Movimento reflete mudança da sociedade a respeito da cannabis medicinal
Quando Shavo Odadjian, baixista da banda System of a Down, me disse que estava lançando uma variedade de cannabis chamada “Church”, não pude deixar de achar engraçado. Erva e religião não andam juntas, pensei. No entanto, um artigo de Natan Ponieman para o Leafly, o maior site dedicado à maconha, sugeriu o contrário. “A moderação parece ser a chave para o desfrute da cannabis não medicinal na tradição cristã”, escreveu ele. Ponieman defende que, quando você olha de uma perspectiva histórica, “não há nada na base do cristianismo contra medicação. O próprio Jesus foi (e ainda é para muitos, hoje) um curador. “O relacionamento padrão que normalmente se traçaria entre as grandes igrejas e a proibição tem mais a ver com seu papel histórico de agentes políticos do que com qualquer diretriz derivada de seu sistema central de valores.”
Alguns meses depois da minha conversa com Shavo, e do texto de Ponieman, eu conheci na Forbes Joy Smith, uma avó que passou de pregadora da palavra do Senhor a pregadora dos benefícios da pura CDB como empreendedora de cânhamo. Parecia que, passo a passo, a cannabis e o cristianismo estavam se aproximando.
Cannabis da Rainha
Apesar destes pequenos avanços, nada — nem mesmo uma grande nuvem de fumaça branca saindo do Vaticano — poderia ter me preparado para a surpresa que eu teria no início do mês. A Igreja da Inglaterra, mãe da Comunhão Anglicana internacional, liderada pela Rainha Elizabeth II, mudará as regras do seu fundo de investimento para permitir apostas em cannabis medicinal, que agora é legal no Reino Unido sob certas circunstâncias — embora o acesso a ela, de modo geral, ainda permaneça bastante limitado.
O fundo em questão, o Church Commissioners for England (Comissários da Igreja pela Inglaterra, em tradução livre), administra atualmente cerca de 8,3 bilhões de libras (US$ 10,5 bilhões) em ativos — valor que, segundo o “Financial Times”, seria maior: de US$ 16 bilhões, com base neste relatório. Como se trata de um fundo fechado, não são aceitas nenhumas contribuições, e o lucro é destinado a custear as despesas da Igreja.
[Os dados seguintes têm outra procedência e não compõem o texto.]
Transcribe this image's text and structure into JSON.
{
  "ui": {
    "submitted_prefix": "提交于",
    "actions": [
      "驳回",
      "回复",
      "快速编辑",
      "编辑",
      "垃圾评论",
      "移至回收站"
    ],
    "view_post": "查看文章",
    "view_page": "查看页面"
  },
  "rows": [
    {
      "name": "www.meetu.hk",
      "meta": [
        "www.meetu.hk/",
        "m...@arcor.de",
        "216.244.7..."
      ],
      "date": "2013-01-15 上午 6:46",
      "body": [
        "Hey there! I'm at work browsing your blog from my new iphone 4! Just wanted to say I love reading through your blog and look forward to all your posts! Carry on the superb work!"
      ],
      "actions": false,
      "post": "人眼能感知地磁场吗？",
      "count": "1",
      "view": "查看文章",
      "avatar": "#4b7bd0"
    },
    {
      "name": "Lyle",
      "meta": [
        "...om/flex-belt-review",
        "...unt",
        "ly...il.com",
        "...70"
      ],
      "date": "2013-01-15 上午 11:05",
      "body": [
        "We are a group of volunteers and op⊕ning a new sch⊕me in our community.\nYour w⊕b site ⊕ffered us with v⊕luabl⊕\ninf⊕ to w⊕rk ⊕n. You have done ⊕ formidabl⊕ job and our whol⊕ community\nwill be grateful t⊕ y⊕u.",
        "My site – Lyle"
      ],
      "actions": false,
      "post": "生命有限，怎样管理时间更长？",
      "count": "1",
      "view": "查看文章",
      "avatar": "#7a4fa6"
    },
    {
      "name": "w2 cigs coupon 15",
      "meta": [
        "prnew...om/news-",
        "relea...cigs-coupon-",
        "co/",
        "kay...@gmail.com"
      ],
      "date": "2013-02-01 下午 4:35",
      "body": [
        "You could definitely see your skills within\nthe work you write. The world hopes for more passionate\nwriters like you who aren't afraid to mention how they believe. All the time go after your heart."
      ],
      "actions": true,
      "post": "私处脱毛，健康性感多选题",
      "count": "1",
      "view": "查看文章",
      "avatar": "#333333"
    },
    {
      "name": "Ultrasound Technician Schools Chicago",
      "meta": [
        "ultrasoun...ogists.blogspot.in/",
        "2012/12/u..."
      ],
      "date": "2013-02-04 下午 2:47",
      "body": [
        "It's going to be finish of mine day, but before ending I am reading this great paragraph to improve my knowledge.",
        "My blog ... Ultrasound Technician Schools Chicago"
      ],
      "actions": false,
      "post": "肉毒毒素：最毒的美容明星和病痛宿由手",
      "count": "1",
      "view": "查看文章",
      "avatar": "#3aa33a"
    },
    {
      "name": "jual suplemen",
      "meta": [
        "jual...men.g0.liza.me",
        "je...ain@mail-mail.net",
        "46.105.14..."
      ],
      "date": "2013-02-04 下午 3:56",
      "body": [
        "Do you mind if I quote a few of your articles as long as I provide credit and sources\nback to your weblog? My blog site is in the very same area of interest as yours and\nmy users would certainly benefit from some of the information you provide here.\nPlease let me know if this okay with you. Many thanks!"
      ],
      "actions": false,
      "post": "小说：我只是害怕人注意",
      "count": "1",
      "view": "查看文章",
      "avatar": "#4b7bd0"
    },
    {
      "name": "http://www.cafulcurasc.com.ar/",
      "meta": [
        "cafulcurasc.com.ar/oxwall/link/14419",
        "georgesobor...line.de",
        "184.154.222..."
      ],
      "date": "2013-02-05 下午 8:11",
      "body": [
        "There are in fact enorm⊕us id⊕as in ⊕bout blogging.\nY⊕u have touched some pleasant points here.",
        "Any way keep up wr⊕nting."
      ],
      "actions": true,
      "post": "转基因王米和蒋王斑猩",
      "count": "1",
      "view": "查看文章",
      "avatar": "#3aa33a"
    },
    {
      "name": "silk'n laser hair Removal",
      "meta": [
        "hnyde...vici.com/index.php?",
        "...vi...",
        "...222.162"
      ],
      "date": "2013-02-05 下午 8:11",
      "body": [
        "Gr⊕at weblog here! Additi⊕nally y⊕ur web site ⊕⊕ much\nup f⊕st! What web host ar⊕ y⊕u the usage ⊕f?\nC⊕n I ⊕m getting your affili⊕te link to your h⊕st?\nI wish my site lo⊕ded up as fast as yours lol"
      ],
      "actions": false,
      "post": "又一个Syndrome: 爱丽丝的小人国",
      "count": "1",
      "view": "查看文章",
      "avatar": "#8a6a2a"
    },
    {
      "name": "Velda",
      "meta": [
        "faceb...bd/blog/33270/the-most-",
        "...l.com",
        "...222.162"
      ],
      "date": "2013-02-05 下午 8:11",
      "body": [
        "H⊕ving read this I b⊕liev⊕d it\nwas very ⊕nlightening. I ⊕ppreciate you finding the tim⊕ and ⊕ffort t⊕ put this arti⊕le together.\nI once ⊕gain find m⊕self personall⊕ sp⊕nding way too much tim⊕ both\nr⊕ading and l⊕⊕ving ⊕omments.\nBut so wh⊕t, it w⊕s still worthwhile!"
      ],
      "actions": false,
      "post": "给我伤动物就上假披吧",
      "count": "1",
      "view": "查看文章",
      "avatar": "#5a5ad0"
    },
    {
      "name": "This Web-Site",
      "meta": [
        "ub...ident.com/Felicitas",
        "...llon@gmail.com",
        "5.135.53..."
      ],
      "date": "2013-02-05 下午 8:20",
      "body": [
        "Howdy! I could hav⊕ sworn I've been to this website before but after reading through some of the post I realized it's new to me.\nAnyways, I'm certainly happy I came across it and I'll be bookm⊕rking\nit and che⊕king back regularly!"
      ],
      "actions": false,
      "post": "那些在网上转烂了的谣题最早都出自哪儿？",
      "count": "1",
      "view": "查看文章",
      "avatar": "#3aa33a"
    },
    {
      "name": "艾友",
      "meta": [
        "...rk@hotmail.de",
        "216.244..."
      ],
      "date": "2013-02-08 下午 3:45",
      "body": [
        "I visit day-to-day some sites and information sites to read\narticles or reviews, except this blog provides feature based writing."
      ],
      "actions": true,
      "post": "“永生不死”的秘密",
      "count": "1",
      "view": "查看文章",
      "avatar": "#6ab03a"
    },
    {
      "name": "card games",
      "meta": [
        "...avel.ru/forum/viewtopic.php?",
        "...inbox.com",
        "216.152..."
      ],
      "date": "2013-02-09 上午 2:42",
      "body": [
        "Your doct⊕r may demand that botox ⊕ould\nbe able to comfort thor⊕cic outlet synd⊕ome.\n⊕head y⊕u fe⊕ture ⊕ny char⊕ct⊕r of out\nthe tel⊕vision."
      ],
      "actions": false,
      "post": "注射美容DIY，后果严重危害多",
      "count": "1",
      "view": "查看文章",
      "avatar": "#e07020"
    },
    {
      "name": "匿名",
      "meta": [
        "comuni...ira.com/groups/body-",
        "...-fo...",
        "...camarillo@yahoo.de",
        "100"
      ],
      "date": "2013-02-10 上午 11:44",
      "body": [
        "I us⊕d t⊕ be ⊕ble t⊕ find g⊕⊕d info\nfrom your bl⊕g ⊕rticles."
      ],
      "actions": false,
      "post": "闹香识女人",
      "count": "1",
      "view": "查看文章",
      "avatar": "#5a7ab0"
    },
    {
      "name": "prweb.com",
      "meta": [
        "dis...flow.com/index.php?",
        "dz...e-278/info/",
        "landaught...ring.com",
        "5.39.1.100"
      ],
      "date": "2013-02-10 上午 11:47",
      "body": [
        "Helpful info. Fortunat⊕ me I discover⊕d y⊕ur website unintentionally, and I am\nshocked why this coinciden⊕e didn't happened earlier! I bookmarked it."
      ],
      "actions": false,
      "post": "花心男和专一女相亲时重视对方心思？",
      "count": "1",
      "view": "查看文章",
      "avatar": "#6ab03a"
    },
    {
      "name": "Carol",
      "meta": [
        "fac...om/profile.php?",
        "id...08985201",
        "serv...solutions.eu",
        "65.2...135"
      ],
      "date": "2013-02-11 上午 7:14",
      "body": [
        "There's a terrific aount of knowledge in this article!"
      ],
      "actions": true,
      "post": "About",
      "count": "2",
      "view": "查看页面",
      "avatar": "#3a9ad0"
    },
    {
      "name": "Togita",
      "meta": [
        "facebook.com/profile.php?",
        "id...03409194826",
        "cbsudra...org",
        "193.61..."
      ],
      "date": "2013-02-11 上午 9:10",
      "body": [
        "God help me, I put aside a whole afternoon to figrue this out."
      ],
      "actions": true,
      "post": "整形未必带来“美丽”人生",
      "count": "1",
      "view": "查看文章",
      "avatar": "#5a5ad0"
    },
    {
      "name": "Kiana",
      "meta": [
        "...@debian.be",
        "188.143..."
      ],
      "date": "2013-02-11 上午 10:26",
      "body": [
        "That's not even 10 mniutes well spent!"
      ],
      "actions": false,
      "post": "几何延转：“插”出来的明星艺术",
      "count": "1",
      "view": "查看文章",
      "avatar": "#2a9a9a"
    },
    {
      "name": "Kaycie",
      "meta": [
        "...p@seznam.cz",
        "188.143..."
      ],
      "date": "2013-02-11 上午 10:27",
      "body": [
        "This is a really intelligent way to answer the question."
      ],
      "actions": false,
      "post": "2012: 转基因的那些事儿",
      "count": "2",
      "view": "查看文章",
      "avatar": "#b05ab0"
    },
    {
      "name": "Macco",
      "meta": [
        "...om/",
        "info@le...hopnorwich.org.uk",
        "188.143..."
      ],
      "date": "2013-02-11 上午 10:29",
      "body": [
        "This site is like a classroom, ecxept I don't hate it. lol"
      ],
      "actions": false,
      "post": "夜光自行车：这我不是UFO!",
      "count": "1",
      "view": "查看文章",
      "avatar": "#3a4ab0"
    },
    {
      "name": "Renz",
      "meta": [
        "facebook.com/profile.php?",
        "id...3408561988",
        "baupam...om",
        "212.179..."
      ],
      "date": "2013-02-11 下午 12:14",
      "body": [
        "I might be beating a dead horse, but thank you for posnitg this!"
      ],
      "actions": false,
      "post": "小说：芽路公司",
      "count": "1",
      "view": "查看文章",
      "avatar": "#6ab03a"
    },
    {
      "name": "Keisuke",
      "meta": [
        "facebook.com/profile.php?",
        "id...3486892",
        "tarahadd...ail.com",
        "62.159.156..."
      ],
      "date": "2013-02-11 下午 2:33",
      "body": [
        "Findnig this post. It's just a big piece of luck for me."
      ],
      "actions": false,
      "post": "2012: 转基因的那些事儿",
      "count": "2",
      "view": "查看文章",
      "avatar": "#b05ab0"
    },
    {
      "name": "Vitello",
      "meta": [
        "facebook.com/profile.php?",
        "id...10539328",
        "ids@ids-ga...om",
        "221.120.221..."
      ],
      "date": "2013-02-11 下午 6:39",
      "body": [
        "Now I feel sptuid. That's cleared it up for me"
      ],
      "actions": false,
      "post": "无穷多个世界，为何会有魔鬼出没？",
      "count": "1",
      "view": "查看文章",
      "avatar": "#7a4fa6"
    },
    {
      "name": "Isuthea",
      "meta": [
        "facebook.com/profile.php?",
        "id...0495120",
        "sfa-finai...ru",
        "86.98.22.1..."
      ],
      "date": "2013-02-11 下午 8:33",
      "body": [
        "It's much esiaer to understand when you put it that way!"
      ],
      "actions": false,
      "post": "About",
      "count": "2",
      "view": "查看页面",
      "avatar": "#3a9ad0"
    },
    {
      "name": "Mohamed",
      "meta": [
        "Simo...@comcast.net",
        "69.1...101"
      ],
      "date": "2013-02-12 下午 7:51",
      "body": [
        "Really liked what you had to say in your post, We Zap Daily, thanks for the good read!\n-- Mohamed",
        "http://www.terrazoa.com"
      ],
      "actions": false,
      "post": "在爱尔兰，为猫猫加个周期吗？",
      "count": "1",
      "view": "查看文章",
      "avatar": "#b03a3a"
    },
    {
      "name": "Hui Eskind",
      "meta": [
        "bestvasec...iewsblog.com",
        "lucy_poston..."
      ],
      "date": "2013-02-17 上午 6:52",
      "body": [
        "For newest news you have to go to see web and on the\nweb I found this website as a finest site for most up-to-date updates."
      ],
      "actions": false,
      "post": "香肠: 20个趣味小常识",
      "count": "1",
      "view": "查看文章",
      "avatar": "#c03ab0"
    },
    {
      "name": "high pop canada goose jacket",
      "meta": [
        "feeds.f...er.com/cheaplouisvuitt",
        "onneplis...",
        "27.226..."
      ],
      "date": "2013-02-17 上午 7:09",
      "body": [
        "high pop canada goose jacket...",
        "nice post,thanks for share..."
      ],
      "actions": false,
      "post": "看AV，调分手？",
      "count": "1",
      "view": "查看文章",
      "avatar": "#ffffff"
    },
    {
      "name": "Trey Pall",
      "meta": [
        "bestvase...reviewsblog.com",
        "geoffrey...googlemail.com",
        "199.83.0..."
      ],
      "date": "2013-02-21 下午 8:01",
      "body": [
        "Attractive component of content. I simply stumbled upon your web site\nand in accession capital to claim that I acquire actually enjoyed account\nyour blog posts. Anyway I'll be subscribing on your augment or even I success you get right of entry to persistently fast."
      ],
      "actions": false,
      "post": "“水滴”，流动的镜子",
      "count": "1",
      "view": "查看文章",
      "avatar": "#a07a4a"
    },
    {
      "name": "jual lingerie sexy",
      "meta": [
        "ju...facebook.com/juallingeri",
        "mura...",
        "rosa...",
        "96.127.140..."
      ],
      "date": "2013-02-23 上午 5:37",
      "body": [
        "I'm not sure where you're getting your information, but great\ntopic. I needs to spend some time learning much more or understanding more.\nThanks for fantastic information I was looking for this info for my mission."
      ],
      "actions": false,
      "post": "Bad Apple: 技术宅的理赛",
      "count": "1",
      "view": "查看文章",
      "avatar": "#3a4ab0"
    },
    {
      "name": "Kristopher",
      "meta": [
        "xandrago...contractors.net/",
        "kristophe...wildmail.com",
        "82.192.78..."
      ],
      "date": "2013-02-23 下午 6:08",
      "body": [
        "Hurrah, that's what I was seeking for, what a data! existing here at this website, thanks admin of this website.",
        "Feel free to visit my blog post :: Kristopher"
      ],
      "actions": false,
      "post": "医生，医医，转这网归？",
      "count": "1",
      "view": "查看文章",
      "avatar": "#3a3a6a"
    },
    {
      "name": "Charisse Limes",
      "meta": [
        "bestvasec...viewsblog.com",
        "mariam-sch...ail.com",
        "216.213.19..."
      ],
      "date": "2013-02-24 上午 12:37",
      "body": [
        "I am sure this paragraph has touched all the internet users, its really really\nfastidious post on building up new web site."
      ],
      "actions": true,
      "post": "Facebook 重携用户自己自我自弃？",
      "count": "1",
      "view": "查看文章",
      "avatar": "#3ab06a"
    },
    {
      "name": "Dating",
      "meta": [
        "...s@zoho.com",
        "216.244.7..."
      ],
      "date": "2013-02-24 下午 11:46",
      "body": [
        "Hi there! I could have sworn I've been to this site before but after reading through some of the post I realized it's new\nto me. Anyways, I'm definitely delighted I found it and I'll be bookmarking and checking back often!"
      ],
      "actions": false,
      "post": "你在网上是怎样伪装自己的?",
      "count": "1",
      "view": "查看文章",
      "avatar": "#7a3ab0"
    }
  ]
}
Também segundo o “Financial Times”, o chefe de investimento do fundo, Edward Mason, disse que a organização faz uma distinção clara entre cannabis medicinal e cannabis de uso adulto, e que apoia apenas o uso para “propósitos medicinais apropriados”.
Um outra porta-voz do fundo disse à ABC News que o plano é “manter a cannabis medicinal nos mesmos padrões” de outros produtos farmacêuticos tradicionais, investindo apenas em empresas “devidamente licenciadas” com produtos “regulamentados para uso medicinal”. Isto não significa que as empresas de cannabis com pequenas participações em jogos recreativos não sejam consideradas para investimento. O limite, no entanto, foi estabelecido em 10% da receita total do negócio.
Cannabis: investimento ético
“Trata-se de investimento em negócios éticos”, explica o Relatório Anual 2018 da Comissão da Igreja. De fato, seu “foco em ser um líder em investimento ético e responsável mostrou excelentes resultados”, diz Andrew Brown, Secretário dos Comissários da Igreja. “Nossa abordagem envolve exclusões éticas; incorporação de questões ambientais, sociais e de governança; ação sobre riscos e oportunidades de mudança climática; engajamento e votação; e impactar o monitoramento e os investimentos de impacto ”, explica o relatório.
Para Saul Kaye, fundador e CEO da iCAN e CannaTech, empresa de eventos relacionados com cannabis, ter a Igreja da Inglaterra a favor da maconha dá credibilidade a toda a indústria e ajuda a quebrar o estigma em torno da cannabis medicinal. Boris Blatnik, CEO da suíça KannaSwiss, vai pelo mesmo caminho: “O apoio da Igreja da Inglaterra à medicina derivada de plantas é um endosso adicional à crescente quantidade de evidências para a eficácia da cannabis medicinal”.
Mas Ponieman discorda. Para ele, a decisão da Igreja da Inglaterra “não tem nada a ver com a Igreja da Inglaterra se soltando, ou tornando-se amiga” da indústria da erva”. Seja como for, o que esse movimento reflete é a mudança de percepção da sociedade sobre a maconha medicinal.